The fiscal surplus of the world's number one exporter of liquefied natural gas was equivalent to 53.9 percent of gross domestic product in the period, according to the central bank.
It was more than double the QAR42.2bnl surplus recorded in the same quarter of the previous year, and compared with an QAR18.5bn deficit in April-June. That put the cumulative surplus at QAR76.1bn in April-September.
Because of the timing of revenue flows, Qatar's budget usually records deficits in the first quarter of its fiscal year, which begins in April, and then bounces back into surplus for the rest of the year.
The OPEC member booked a robust QAR54.3bn surplus in the 2011/12 fiscal year, the biggest since at least 2005/06, despite a surge in spending on public sector wages.
Analysts polled by Reuters in January forecast Qatar's budget surplus would be 9.1 percent of GDP in the current fiscal year.
Expenditure rose nearly 14 percent from a year earlier to QAR40.8bn in July-September. Revenue was QAR135.3bn, up 74 percent. Oil- and gas-related revenue accounts for roughly 70 percent of Qatar's budget income.

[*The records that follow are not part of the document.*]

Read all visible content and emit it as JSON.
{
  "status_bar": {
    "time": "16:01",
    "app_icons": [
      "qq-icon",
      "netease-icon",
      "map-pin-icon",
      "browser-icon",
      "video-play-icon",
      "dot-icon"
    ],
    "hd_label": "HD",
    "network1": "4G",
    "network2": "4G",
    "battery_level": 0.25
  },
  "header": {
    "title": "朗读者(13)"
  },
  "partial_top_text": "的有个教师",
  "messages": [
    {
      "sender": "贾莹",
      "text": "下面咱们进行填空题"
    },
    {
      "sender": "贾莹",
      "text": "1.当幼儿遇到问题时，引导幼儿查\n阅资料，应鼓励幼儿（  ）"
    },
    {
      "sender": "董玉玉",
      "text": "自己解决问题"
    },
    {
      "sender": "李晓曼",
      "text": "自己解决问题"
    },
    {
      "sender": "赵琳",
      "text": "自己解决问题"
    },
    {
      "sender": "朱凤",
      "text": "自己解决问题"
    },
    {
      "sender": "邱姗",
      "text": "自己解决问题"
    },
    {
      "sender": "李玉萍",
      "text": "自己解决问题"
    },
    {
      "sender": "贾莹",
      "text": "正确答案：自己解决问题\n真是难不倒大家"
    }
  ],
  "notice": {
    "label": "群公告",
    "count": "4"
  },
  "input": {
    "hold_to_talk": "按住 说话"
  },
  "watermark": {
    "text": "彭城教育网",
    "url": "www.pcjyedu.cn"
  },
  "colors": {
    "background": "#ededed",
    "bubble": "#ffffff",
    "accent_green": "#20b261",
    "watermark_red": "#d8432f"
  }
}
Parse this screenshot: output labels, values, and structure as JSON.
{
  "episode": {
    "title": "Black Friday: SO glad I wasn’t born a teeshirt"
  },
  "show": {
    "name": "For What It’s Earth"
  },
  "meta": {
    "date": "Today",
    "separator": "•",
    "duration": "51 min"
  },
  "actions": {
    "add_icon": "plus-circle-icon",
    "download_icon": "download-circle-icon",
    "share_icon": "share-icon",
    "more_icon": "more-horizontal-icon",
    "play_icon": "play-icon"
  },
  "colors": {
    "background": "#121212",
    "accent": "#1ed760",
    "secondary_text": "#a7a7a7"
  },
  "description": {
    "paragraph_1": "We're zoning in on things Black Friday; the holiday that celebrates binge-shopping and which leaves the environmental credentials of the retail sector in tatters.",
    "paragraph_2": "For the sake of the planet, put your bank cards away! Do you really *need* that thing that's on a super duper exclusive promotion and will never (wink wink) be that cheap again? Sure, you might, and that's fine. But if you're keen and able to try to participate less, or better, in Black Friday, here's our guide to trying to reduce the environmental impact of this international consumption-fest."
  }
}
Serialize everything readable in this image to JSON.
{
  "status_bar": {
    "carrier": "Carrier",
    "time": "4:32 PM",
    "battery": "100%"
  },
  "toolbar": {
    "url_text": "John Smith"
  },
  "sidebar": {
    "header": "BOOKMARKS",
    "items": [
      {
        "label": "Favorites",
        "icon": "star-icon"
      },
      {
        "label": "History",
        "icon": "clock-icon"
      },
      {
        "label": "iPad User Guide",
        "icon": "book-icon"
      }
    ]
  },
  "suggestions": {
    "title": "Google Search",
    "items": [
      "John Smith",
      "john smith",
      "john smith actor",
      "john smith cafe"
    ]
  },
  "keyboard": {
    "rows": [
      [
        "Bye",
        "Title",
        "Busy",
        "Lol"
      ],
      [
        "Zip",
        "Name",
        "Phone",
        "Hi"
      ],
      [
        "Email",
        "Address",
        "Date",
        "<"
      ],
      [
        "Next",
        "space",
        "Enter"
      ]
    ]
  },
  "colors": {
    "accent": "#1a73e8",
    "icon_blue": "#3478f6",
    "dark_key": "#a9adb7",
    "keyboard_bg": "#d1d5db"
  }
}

Under its budget plan the Gulf Arab state said it would boost spending to QAR178.6bn in the current fiscal year, including wages, services and projects, but expected a comfortable surplus of QAR27.8bn.
In September 2011 Qatar, which has avoided the social unrest that rocked much of the Arab world, raised basic salaries and social benefits for state civilian employees by 60 percent, while military staff received 50-120 percent increases.
It plans to spend an average of over 10 percent of GDP annually on infrastructure in the run-up to hosting the soccer World Cup tournament in 2022.